As it was, I dragged Casey away from paying customers for way too long. But I learned a lot, enjoyed the discussion, and came away with a wonderful haul.
So, here’s a selection of three – with three more to follow another day.
As the label says, slow cooked lemon slices in a 70% dark chocolate.
Each bite-size piece contains a generous slice of lemon which is luscious, juicy, and has that special flavour which comes from cooking a whole lemon. The chocolate and lemon complement each other well, there’s a nice balance. The lemon is still soft, and has a flavour that lingers long after you’ve finished eating a piece.
If you like chocolate and lemon, you’ll love this.
This came as something of a surprise, I was expecting whole chocolate coated coffee beans – much like you can buy elsewhere.
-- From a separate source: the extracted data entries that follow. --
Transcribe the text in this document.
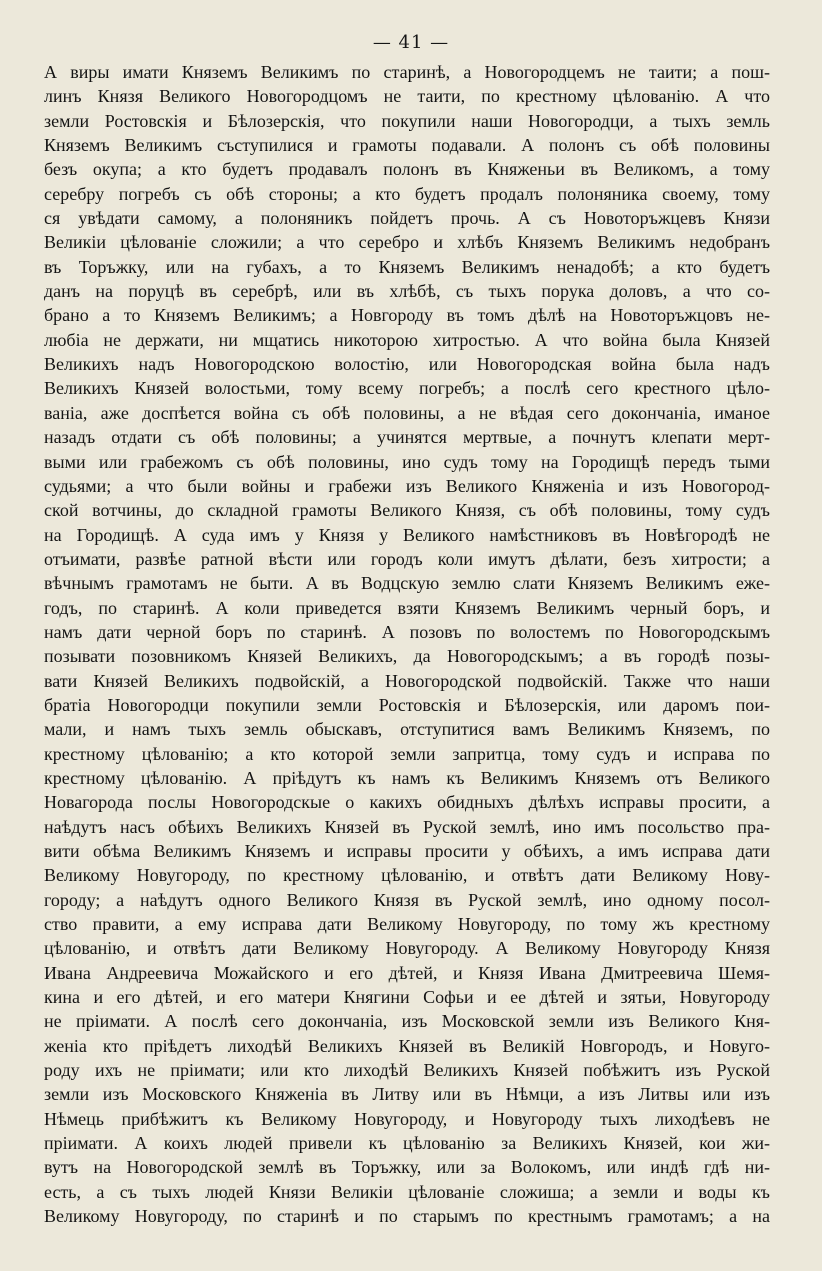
— 41 —
А виры имати Княземъ Великимъ по старинѣ, а Новогородцемъ не таити; а пош-
линъ Князя Великого Новогородцомъ не таити, по крестному цѣлованію. А что
земли Ростовскія и Бѣлозерскія, что покупили наши Новогородци, а тыхъ земль
Княземъ Великимъ съступилися и грамоты подавали. А полонъ съ обѣ половины
безъ окупа; а кто будетъ продавалъ полонъ въ Княженьи въ Великомъ, а тому
серебру погребъ съ обѣ стороны; а кто будетъ продалъ полоняника своему, тому
ся увѣдати самому, а полоняникъ пойдетъ прочь. А съ Новоторъжцевъ Князи
Великіи цѣлованіе сложили; а что серебро и хлѣбъ Княземъ Великимъ недобранъ
въ Торъжку, или на губахъ, а то Княземъ Великимъ ненадобѣ; а кто будетъ
данъ на поруцѣ въ серебрѣ, или въ хлѣбѣ, съ тыхъ порука доловъ, а что со-
брано а то Княземъ Великимъ; а Новгороду въ томъ дѣлѣ на Новоторъжцовъ не-
любіа не держати, ни мщатись никоторою хитростью. А что война была Князей
Великихъ надъ Новогородскою волостію, или Новогородская война была надъ
Великихъ Князей волостьми, тому всему погребъ; а послѣ сего крестного цѣло-
ваніа, аже доспѣется война съ обѣ половины, а не вѣдая сего докончаніа, иманое
назадъ отдати съ обѣ половины; а учинятся мертвые, а почнутъ клепати мерт-
выми или грабежомъ съ обѣ половины, ино судъ тому на Городищѣ передъ тыми
судьями; а что были войны и грабежи изъ Великого Княженіа и изъ Новогород-
ской вотчины, до складной грамоты Великого Князя, съ обѣ половины, тому судъ
на Городищѣ. А суда имъ у Князя у Великого намѣстниковъ въ Новѣгородѣ не
отъимати, развѣе ратной вѣсти или городъ коли имутъ дѣлати, безъ хитрости; а
вѣчнымъ грамотамъ не быти. А въ Водцскую землю слати Княземъ Великимъ еже-
годъ, по старинѣ. А коли приведется взяти Княземъ Великимъ черный боръ, и
намъ дати черной боръ по старинѣ. А позовъ по волостемъ по Новогородскымъ
позывати позовникомъ Князей Великихъ, да Новогородскымъ; а въ городѣ позы-
вати Князей Великихъ подвойскій, а Новогородской подвойскій. Также что наши
братіа Новогородци покупили земли Ростовскія и Бѣлозерскія, или даромъ пои-
мали, и намъ тыхъ земль обыскавъ, отступитися вамъ Великимъ Княземъ, по
крестному цѣлованію; а кто которой земли запритца, тому судъ и исправа по
крестному цѣлованію. А пріѣдутъ къ намъ къ Великимъ Княземъ отъ Великого
Новагорода послы Новогородскые о какихъ обидныхъ дѣлѣхъ исправы просити, а
наѣдутъ насъ обѣихъ Великихъ Князей въ Руской землѣ, ино имъ посольство пра-
вити обѣма Великимъ Княземъ и исправы просити у обѣихъ, а имъ исправа дати
Великому Новугороду, по крестному цѣлованію, и отвѣтъ дати Великому Нову-
городу; а наѣдутъ одного Великого Князя въ Руской землѣ, ино одному посол-
ство правити, а ему исправа дати Великому Новугороду, по тому жъ крестному
цѣлованію, и отвѣтъ дати Великому Новугороду. А Великому Новугороду Князя
Ивана Андреевича Можайского и его дѣтей, и Князя Ивана Дмитреевича Шемя-
кина и его дѣтей, и его матери Княгини Софьи и ее дѣтей и зятьи, Новугороду
не пріимати. А послѣ сего докончаніа, изъ Московской земли изъ Великого Кня-
женіа кто пріѣдетъ лиходѣй Великихъ Князей въ Великій Новгородъ, и Новуго-
роду ихъ не пріимати; или кто лиходѣй Великихъ Князей побѣжитъ изъ Руской
земли изъ Московского Княженіа въ Литву или въ Нѣмци, а изъ Литвы или изъ
Нѣмець прибѣжитъ къ Великому Новугороду, и Новугороду тыхъ лиходѣевъ не
пріимати. А коихъ людей привели къ цѣлованію за Великихъ Князей, кои жи-
вутъ на Новогородской землѣ въ Торъжку, или за Волокомъ, или индѣ гдѣ ни-
есть, а съ тыхъ людей Князи Великіи цѣлованіе сложиша; а земли и воды къ
Великому Новугороду, по старинѣ и по старымъ по крестнымъ грамотамъ; а на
This is not like that at all. It’s more of a slab that has been broken up, with coarsely ground coffee beans in.
Opening the pack lets out a huge whiff of coffee, and my first reaction was “wow”. And the tasting didn’t disappoint either. Using a ground coffee bean gets the flavour all through the chocolate so instead of the whole bean that you crunch up to get a face full of grit, this has the small pieces of coffee bean through giving a much better flavour combination.
I can see I’ll have trouble stopping myself from scoffing this down.
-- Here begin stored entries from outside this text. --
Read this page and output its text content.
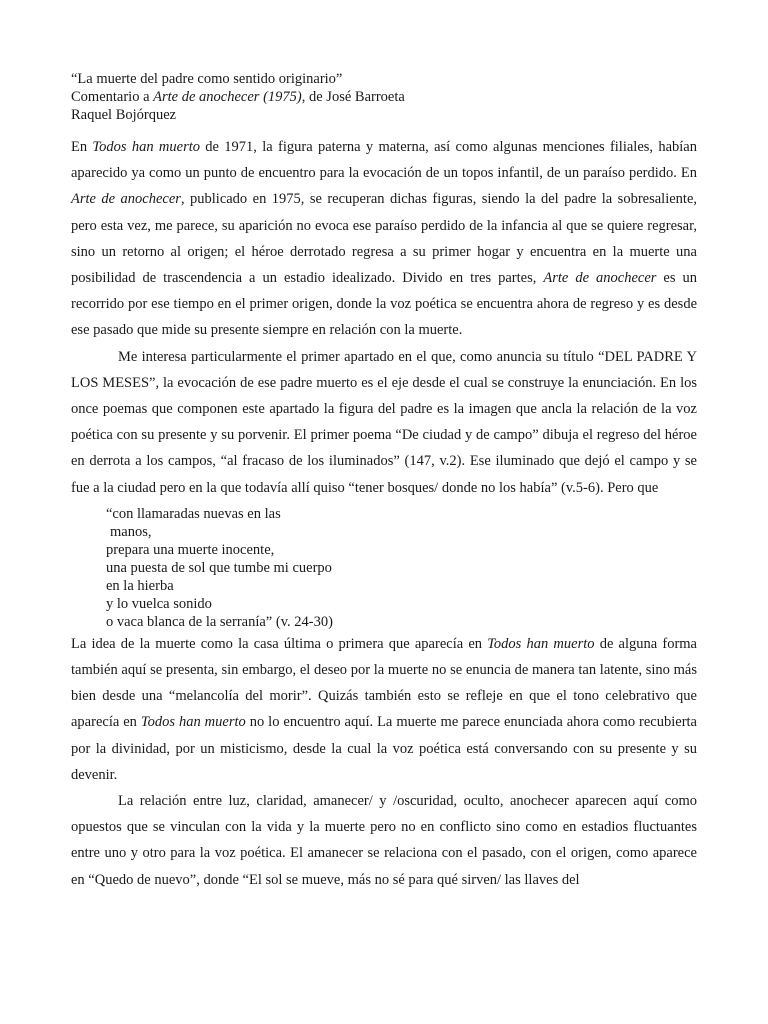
“La muerte del padre como sentido originario”

Comentario a Arte de anochecer (1975), de José Barroeta

Raquel Bojórquez

En Todos han muerto de 1971, la figura paterna y materna, así como algunas menciones filiales, habían aparecido ya como un punto de encuentro para la evocación de un topos infantil, de un paraíso perdido. En Arte de anochecer, publicado en 1975, se recuperan dichas figuras, siendo la del padre la sobresaliente, pero esta vez, me parece, su aparición no evoca ese paraíso perdido de la infancia al que se quiere regresar, sino un retorno al origen; el héroe derrotado regresa a su primer hogar y encuentra en la muerte una posibilidad de trascendencia a un estadio idealizado. Divido en tres partes, Arte de anochecer es un recorrido por ese tiempo en el primer origen, donde la voz poética se encuentra ahora de regreso y es desde ese pasado que mide su presente siempre en relación con la muerte.

Me interesa particularmente el primer apartado en el que, como anuncia su título “DEL PADRE Y LOS MESES”, la evocación de ese padre muerto es el eje desde el cual se construye la enunciación. En los once poemas que componen este apartado la figura del padre es la imagen que ancla la relación de la voz poética con su presente y su porvenir. El primer poema “De ciudad y de campo” dibuja el regreso del héroe en derrota a los campos, “al fracaso de los iluminados” (147, v.2). Ese iluminado que dejó el campo y se fue a la ciudad pero en la que todavía allí quiso “tener bosques/ donde no los había” (v.5-6). Pero que

“con llamaradas nuevas en las
manos,
prepara una muerte inocente,
una puesta de sol que tumbe mi cuerpo
en la hierba
y lo vuelca sonido
o vaca blanca de la serranía” (v. 24-30)

La idea de la muerte como la casa última o primera que aparecía en Todos han muerto de alguna forma también aquí se presenta, sin embargo, el deseo por la muerte no se enuncia de manera tan latente, sino más bien desde una “melancolía del morir”. Quizás también esto se refleje en que el tono celebrativo que aparecía en Todos han muerto no lo encuentro aquí. La muerte me parece enunciada ahora como recubierta por la divinidad, por un misticismo, desde la cual la voz poética está conversando con su presente y su devenir.

La relación entre luz, claridad, amanecer/ y /oscuridad, oculto, anochecer aparecen aquí como opuestos que se vinculan con la vida y la muerte pero no en conflicto sino como en estadios fluctuantes entre uno y otro para la voz poética. El amanecer se relaciona con el pasado, con el origen, como aparece en “Quedo de nuevo”, donde “El sol se mueve, más no sé para qué sirven/ las llaves del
Cranberries are one of those strange things that has suddenly appeared on the scene in Australia – but 10 or 15 years ago we’d never heard of them. I still don’t really know what a fresh one tastes like, we only ever seem to come across Cranberry Juice – and that seems to be imported from the USA.
So I had no idea what to expect of these; the Cranberries seem to be dried but nevertheless biting onto one has a curious crunch, and whack of berry flavour, and of course… chocolate. I think I still don’t really know what a Cranberry is like, but I’ll happily eat a stack of these little beauties.